Most of them were bizarre. Many were outright unbuildable. But after sorting through hundreds of blobs, wedges and saucers, Guggenheim Helsinki planners found their winner, a compelling submission by the French firm Moreau Kusonoki. All that work ended up being for naught: Helsinki lawmakers balked at the $138 million price tag, voting to torpedo the project in 2016.
One of the 1,715 design submissions for the Guggenheim Helsinki.Source: Solomon R. Guggenheim Museum
The failed Guggenheim bid left city officials with the question of what to do with South Harbor, where the building was supposed to anchor the redevelopment of the Makasiiniranta district. In April of this year, a new set of stakeholders, including the state-owned real estate company ADM and the Foundation for the Finnish Museum of Architecture and Design, announced a new plan: a different museum on almost the same spot.
Plus another open competition; Helsinki loves a good design contest.
One of the hundreds of exuberant proposals for the New Museum of Architecture and Design.Source: New Museum of Architecture and Design
This week, planners behind Helsinki’s forthcoming New Museum of Architecture and Design released the drafts from that contest. At just 623 entries, it’s a relatively modest haul for Helsinki. This time around, the design brief was more sophisticated, with detailed requirements for applicants. (At least one team member, for example, must have a degree in architecture.) Even so, designers delivered plenty of weirdness, with entries that include fantastical cylinders, pentagons, pyramids and more.

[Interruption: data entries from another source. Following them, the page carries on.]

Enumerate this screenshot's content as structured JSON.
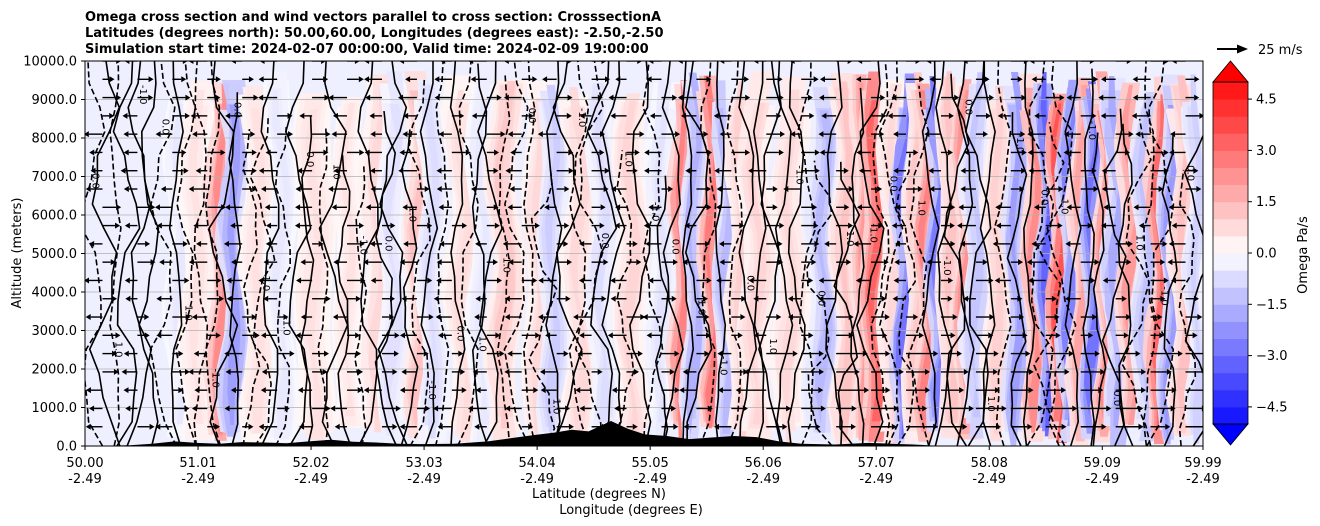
{
  "chart_data": {
    "type": "heatmap",
    "title_lines": [
      "Omega cross section and wind vectors parallel to cross section: CrosssectionA",
      "Latitudes (degrees north): 50.00,60.00, Longitudes (degrees east): -2.50,-2.50",
      "Simulation start time: 2024-02-07 00:00:00, Valid time: 2024-02-09 19:00:00"
    ],
    "ylabel": "Altitude (meters)",
    "xlabel_lat": "Latitude (degrees N)",
    "xlabel_lon": "Longitude (degrees E)",
    "y_range": [
      0,
      10000
    ],
    "x_range": [
      50.0,
      59.99
    ],
    "y_ticks": [
      "0.0",
      "1000.0",
      "2000.0",
      "3000.0",
      "4000.0",
      "5000.0",
      "6000.0",
      "7000.0",
      "8000.0",
      "9000.0",
      "10000.0"
    ],
    "x_ticks": [
      {
        "lat": "50.00",
        "lon": "-2.49"
      },
      {
        "lat": "51.01",
        "lon": "-2.49"
      },
      {
        "lat": "52.02",
        "lon": "-2.49"
      },
      {
        "lat": "53.03",
        "lon": "-2.49"
      },
      {
        "lat": "54.04",
        "lon": "-2.49"
      },
      {
        "lat": "55.05",
        "lon": "-2.49"
      },
      {
        "lat": "56.06",
        "lon": "-2.49"
      },
      {
        "lat": "57.07",
        "lon": "-2.49"
      },
      {
        "lat": "58.08",
        "lon": "-2.49"
      },
      {
        "lat": "59.09",
        "lon": "-2.49"
      },
      {
        "lat": "59.99",
        "lon": "-2.49"
      }
    ],
    "colorbar": {
      "label": "Omega Pa/s",
      "min": -5.0,
      "max": 5.0,
      "ticks": [
        "4.5",
        "3.0",
        "1.5",
        "0.0",
        "−1.5",
        "−3.0",
        "−4.5"
      ],
      "extend": "both"
    },
    "quiver_key": {
      "label": "25 m/s"
    },
    "contour_labels": [
      "0.0",
      "1.0",
      "-1.0"
    ],
    "bands": [
      {
        "lat": 50.85,
        "w": 0.05,
        "v": -0.6
      },
      {
        "lat": 51.0,
        "w": 0.06,
        "v": 0.7
      },
      {
        "lat": 51.22,
        "w": 0.05,
        "v": 3.0
      },
      {
        "lat": 51.33,
        "w": 0.05,
        "v": -2.5
      },
      {
        "lat": 51.55,
        "w": 0.06,
        "v": 0.8
      },
      {
        "lat": 51.75,
        "w": 0.05,
        "v": -0.6
      },
      {
        "lat": 52.05,
        "w": 0.07,
        "v": 0.8
      },
      {
        "lat": 52.35,
        "w": 0.05,
        "v": 0.7
      },
      {
        "lat": 52.62,
        "w": 0.06,
        "v": 1.0
      },
      {
        "lat": 52.75,
        "w": 0.05,
        "v": -0.8
      },
      {
        "lat": 52.98,
        "w": 0.05,
        "v": 1.6
      },
      {
        "lat": 53.1,
        "w": 0.05,
        "v": -0.9
      },
      {
        "lat": 53.38,
        "w": 0.06,
        "v": 0.9
      },
      {
        "lat": 53.55,
        "w": 0.05,
        "v": -0.6
      },
      {
        "lat": 53.75,
        "w": 0.06,
        "v": 1.4
      },
      {
        "lat": 54.05,
        "w": 0.05,
        "v": 1.0
      },
      {
        "lat": 54.18,
        "w": 0.05,
        "v": -1.3
      },
      {
        "lat": 54.42,
        "w": 0.06,
        "v": 1.0
      },
      {
        "lat": 54.62,
        "w": 0.05,
        "v": -0.9
      },
      {
        "lat": 54.88,
        "w": 0.06,
        "v": 1.1
      },
      {
        "lat": 55.15,
        "w": 0.05,
        "v": -0.7
      },
      {
        "lat": 55.33,
        "w": 0.04,
        "v": 3.2
      },
      {
        "lat": 55.44,
        "w": 0.04,
        "v": -2.0
      },
      {
        "lat": 55.6,
        "w": 0.04,
        "v": 3.4
      },
      {
        "lat": 55.72,
        "w": 0.04,
        "v": -1.8
      },
      {
        "lat": 55.86,
        "w": 0.05,
        "v": 1.2
      },
      {
        "lat": 56.0,
        "w": 0.06,
        "v": 1.1
      },
      {
        "lat": 56.3,
        "w": 0.06,
        "v": 1.0
      },
      {
        "lat": 56.6,
        "w": 0.05,
        "v": -1.8
      },
      {
        "lat": 56.8,
        "w": 0.05,
        "v": 1.5
      },
      {
        "lat": 56.96,
        "w": 0.04,
        "v": 2.6
      },
      {
        "lat": 57.06,
        "w": 0.05,
        "v": 4.0
      },
      {
        "lat": 57.22,
        "w": 0.05,
        "v": 1.0
      },
      {
        "lat": 57.32,
        "w": 0.04,
        "v": -3.6
      },
      {
        "lat": 57.42,
        "w": 0.04,
        "v": 1.4
      },
      {
        "lat": 57.52,
        "w": 0.04,
        "v": 3.2
      },
      {
        "lat": 57.62,
        "w": 0.04,
        "v": -3.4
      },
      {
        "lat": 57.74,
        "w": 0.05,
        "v": 1.5
      },
      {
        "lat": 57.86,
        "w": 0.04,
        "v": 2.8
      },
      {
        "lat": 57.96,
        "w": 0.05,
        "v": -1.5
      },
      {
        "lat": 58.15,
        "w": 0.05,
        "v": 1.2
      },
      {
        "lat": 58.32,
        "w": 0.04,
        "v": -2.5
      },
      {
        "lat": 58.48,
        "w": 0.04,
        "v": 3.0
      },
      {
        "lat": 58.6,
        "w": 0.04,
        "v": -4.0
      },
      {
        "lat": 58.7,
        "w": 0.04,
        "v": 4.4
      },
      {
        "lat": 58.8,
        "w": 0.04,
        "v": -3.2
      },
      {
        "lat": 58.9,
        "w": 0.04,
        "v": 2.4
      },
      {
        "lat": 59.0,
        "w": 0.04,
        "v": -3.6
      },
      {
        "lat": 59.12,
        "w": 0.04,
        "v": 3.0
      },
      {
        "lat": 59.22,
        "w": 0.05,
        "v": -2.2
      },
      {
        "lat": 59.35,
        "w": 0.05,
        "v": 2.6
      },
      {
        "lat": 59.48,
        "w": 0.05,
        "v": -1.6
      },
      {
        "lat": 59.6,
        "w": 0.04,
        "v": 3.8
      },
      {
        "lat": 59.7,
        "w": 0.04,
        "v": -2.6
      },
      {
        "lat": 59.82,
        "w": 0.05,
        "v": 1.6
      },
      {
        "lat": 59.93,
        "w": 0.04,
        "v": -1.2
      }
    ],
    "terrain_m": [
      [
        50.0,
        0
      ],
      [
        50.4,
        20
      ],
      [
        50.6,
        60
      ],
      [
        50.8,
        120
      ],
      [
        51.0,
        80
      ],
      [
        51.2,
        60
      ],
      [
        51.4,
        100
      ],
      [
        51.6,
        90
      ],
      [
        51.8,
        70
      ],
      [
        52.0,
        120
      ],
      [
        52.2,
        160
      ],
      [
        52.4,
        110
      ],
      [
        52.6,
        90
      ],
      [
        52.8,
        60
      ],
      [
        53.0,
        50
      ],
      [
        53.3,
        60
      ],
      [
        53.6,
        120
      ],
      [
        53.8,
        200
      ],
      [
        54.0,
        280
      ],
      [
        54.2,
        350
      ],
      [
        54.35,
        420
      ],
      [
        54.5,
        380
      ],
      [
        54.7,
        650
      ],
      [
        54.85,
        450
      ],
      [
        55.0,
        300
      ],
      [
        55.2,
        260
      ],
      [
        55.4,
        180
      ],
      [
        55.6,
        220
      ],
      [
        55.8,
        260
      ],
      [
        56.0,
        230
      ],
      [
        56.2,
        120
      ],
      [
        56.4,
        60
      ],
      [
        56.7,
        40
      ],
      [
        57.0,
        80
      ],
      [
        57.2,
        60
      ],
      [
        57.4,
        40
      ],
      [
        57.6,
        10
      ],
      [
        58.0,
        0
      ],
      [
        59.99,
        0
      ]
    ]
  }
}
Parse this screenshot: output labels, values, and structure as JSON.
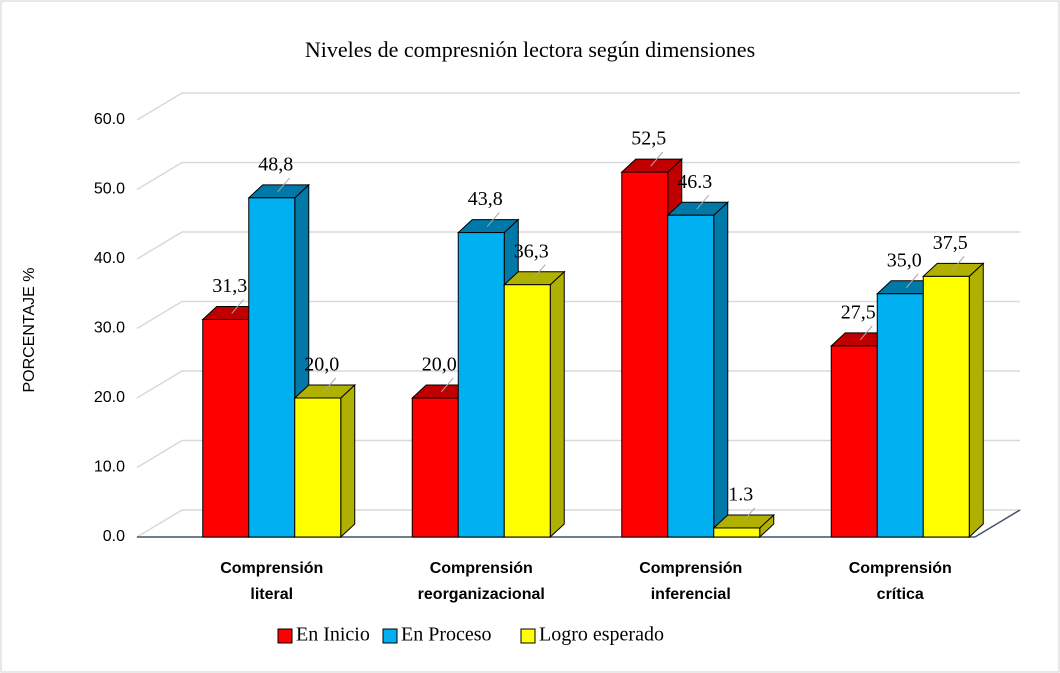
{
  "chart_data": {
    "type": "bar3d",
    "title": "Niveles de compresnión lectora según dimensiones",
    "y_label": "PORCENTAJE %",
    "categories": [
      "Comprensión literal",
      "Comprensión reorganizacional",
      "Comprensión inferencial",
      "Comprensión crítica"
    ],
    "series": [
      {
        "name": "En Inicio",
        "color": "#ff0000",
        "side_color": "#c00000",
        "values": [
          31.3,
          20.0,
          52.5,
          27.5
        ],
        "value_labels": [
          "31,3",
          "20,0",
          "52,5",
          "27,5"
        ]
      },
      {
        "name": "En Proceso",
        "color": "#00b0f0",
        "side_color": "#0078a8",
        "values": [
          48.8,
          43.8,
          46.3,
          35.0
        ],
        "value_labels": [
          "48,8",
          "43,8",
          "46.3",
          "35,0"
        ]
      },
      {
        "name": "Logro esperado",
        "color": "#ffff00",
        "side_color": "#b0b000",
        "values": [
          20.0,
          36.3,
          1.3,
          37.5
        ],
        "value_labels": [
          "20,0",
          "36,3",
          "1.3",
          "37,5"
        ]
      }
    ],
    "ylim": [
      0,
      60
    ],
    "yticks": [
      {
        "value": 0,
        "label": "0.0"
      },
      {
        "value": 10,
        "label": "10.0"
      },
      {
        "value": 20,
        "label": "20.0"
      },
      {
        "value": 30,
        "label": "30.0"
      },
      {
        "value": 40,
        "label": "40.0"
      },
      {
        "value": 50,
        "label": "50.0"
      },
      {
        "value": 60,
        "label": "60.0"
      }
    ],
    "grid": true,
    "legend": "bottom"
  }
}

Entry #219 is shaped like a spiral galaxy with a shaft of light beaming from the building’s center to the sky. Option #336 looks like a jagged iceberg. Contestants span the whole range of architectural ideas, from trad neoclassical to ’90s deconstructivism. Sort through them long enough and you’ll find the obvious submissions from the likes of BIG or Snøhetta — or blatant rip-offs of well-known firms.
Architecture writer Will Jennings, bless his heart, is going through all 623 designs one by one, posting his notes on Twitter/X. “If you like Oslo’s Opera House, I have the Lidl version for you,” he writes of one submission. Sick burn.
Entry 170 of 623 looks like a luminous waterfront cube.Source: New Museum of Architecture and Design
For a giant gray wedge, you could do worse than entry 5.Source: New Museum of Architecture and Design
There’s one big difference from the 2014 competition: One of these designs may get built. With $120 million in public funding already secured, Helsinki aims to bring together two existing museums under one roof, the Museum of Finnish Architecture and Design Museum Helsinki. The new museum’s combined collection will feature some 900,000 objects, including work by such Finnish luminaries as Alvar Aalto, Eero Saarinen and Marimekko. Given the stature of the project, the museum might have simply commissioned a design by a leading Finnish architect or asked select firms to apply. Instead, planners put a premium on making the selection process as open as possible. (The New Museum of Architecture and Design did not respond to a request for comment.)
For designers, these contests are a colossal waste of resources, since architects and artists don’t get paid for their free work. Entrants have an incentive to put as little time and effort into these proposals as possible (and it shows). All the better for the rest of us, though, that the museum planners are casting as wide a net as possible, since otherwise we might never get a look at “Intersphere” or “Futuresoup.”